Sheldon Toubman, an attorney and health care advocate with New Haven Legal Assistance Association, who prepared the lawsuit against DSS, noted that the state improperly notified LIA recipients in early June that program rules were changing before they had been approved.
LIA serves single adults who have no minor children and whose incomes are below 56 percent of the federal poverty level.

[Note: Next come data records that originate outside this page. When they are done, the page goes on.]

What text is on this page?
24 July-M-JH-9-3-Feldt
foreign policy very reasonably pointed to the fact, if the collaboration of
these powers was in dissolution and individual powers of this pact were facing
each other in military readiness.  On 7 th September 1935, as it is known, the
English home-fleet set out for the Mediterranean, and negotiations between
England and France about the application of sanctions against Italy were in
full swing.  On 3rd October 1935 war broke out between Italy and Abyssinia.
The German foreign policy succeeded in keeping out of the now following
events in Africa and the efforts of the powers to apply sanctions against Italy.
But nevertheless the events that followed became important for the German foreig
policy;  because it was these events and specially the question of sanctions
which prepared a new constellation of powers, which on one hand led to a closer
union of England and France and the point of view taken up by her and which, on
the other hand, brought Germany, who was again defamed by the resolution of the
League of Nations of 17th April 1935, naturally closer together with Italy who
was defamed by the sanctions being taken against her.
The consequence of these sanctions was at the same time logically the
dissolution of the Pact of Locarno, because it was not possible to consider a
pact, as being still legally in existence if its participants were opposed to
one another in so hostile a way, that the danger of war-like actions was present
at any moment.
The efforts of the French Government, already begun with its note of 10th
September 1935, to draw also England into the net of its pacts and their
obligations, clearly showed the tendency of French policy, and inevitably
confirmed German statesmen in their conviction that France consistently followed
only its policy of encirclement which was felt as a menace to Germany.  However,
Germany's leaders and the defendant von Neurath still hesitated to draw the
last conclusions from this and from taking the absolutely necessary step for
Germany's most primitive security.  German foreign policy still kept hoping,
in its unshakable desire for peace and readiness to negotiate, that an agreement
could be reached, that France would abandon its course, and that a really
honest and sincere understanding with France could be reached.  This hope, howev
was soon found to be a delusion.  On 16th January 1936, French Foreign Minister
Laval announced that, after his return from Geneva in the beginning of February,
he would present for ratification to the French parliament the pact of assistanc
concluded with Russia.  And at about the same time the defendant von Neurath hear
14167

The administration has proposed two eligibility restrictions:
1) Setting an assets limit of $10,000;
2) And, if a LIA applicant is between ages 19 and 26 and lives with a parent or can be declared a dependent for income tax purposes, then the parent’s income and assets can be factored in when determining if the applicant is eligible.
The changes are supposed to save $50 million in this fiscal year’s state budget. And health care advocates argue Gov. Dannel P. Malloy’s administration is pursuing the changes to cut costs, not because of any significant abuses of the LIA program.
But while legislative panels held hearings on these proposals in June and July, the DSS notification letter made no mention of those gatherings.
“That needs to be corrected,” said Toubman, who, like McNichol and DuFore, appealed to federal officials to visit Connecticut. “There were hardly any LIA enrollees between 19 and 26 who testified at those hearings,” he said.
Toubman and others have said they fear many of the younger LIA clients come from households that will be unable to afford private health insurance for their adult children.
“Sometimes these types of problems are much more impactful when they are explained in person,” said Debra Polun, director of government affairs for the Community Health Center Association of Connecticut. “There’s a big difference between that and just sending in your written testimony.”
But while health care advocates were hopeful federal officials would visit Connecticut after the deadline for filing written testimony expires on Saturday, they acknowledged it doesn’t happen often.
A spokeswoman for the federal centers declined to comment on the likelihood of a hearing.
But according to the center’s rules, it will publish all written comments it receives after the filing deadline.